IN13A-1827
Curating and Preserving the Big Canopy Database System: an Active Curation Approach using SEAD
Monday, 14 December 2015
Poster Hall (Moscone South)
Jim Myers1, Judith B Cushing2, Peter Lynn2, Noah Weiner2, Anna Ovchinnikova1, Nalini Nadkarni3 and Anne McIntosh4, (1)University of Michigan Ann Arbor, Ann Arbor, MI, United States, (2)Evergreen State College, Olympia, WA, United States, (3)University of Utah, Biology, Salt Lake City, UT, United States, (4)University of Alberta, Edmonton, AB, Canada
Abstract:
Modern research is increasingly dependent upon highly heterogeneous data and on the associated cyberinfrastructure developed to organize, analyze, and visualize that data.

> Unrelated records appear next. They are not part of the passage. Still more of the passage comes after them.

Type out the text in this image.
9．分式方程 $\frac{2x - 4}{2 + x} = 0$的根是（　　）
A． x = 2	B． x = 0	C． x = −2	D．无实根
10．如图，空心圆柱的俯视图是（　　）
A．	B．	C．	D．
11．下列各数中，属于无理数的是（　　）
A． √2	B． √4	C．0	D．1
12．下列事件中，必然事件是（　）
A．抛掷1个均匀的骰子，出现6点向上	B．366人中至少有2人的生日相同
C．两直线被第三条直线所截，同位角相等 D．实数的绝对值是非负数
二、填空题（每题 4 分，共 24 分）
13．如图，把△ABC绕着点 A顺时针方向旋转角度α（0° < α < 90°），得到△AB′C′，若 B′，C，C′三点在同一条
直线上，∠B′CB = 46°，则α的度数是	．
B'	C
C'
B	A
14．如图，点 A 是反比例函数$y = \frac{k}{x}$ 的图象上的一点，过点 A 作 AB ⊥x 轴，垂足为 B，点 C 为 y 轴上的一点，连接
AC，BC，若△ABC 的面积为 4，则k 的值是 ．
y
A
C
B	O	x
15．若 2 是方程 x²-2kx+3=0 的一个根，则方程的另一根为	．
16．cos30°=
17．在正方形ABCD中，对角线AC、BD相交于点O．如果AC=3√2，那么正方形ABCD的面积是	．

However, due to the complexity and custom nature of such combined data-software systems, it can be very challenging to curate and preserve them for the long term at reasonable cost and in a way that retains their scientific value. In this presentation, we describe how this challenge was met in preserving the Big Canopy Database (CanopyDB) system using an agile approach and leveraging the Sustainable Environment – Actionable Data (SEAD) DataNet project’s hosted data services. The CanopyDB system was developed over more than a decade at Evergreen State College to address the needs of forest canopy researchers. It is an early yet sophisticated exemplar of the type of system that has become common in biological research and science in general, including multiple relational databases for different experiments, a custom database generation tool used to create them, an image repository, and desktop and web tools to access, analyze, and visualize this data. SEAD provides secure project spaces with a semantic content abstraction (typed content with arbitrary RDF metadata statements and relationships to other content), combined with a standards-based curation and publication pipeline resulting in packaged research objects with Digital Object Identifiers. Using SEAD, our cross-project team was able to incrementally ingest CanopyDB components (images, datasets, software source code, documentation, executables, and virtualized services) and to iteratively define and extend the metadata and relationships needed to document them. We believe that both the process, and the richness of the resultant standards-based (OAI-ORE) preservation object, hold lessons for the development of best-practice solutions for preserving scientific data in association with the tools and services needed to derive value from it.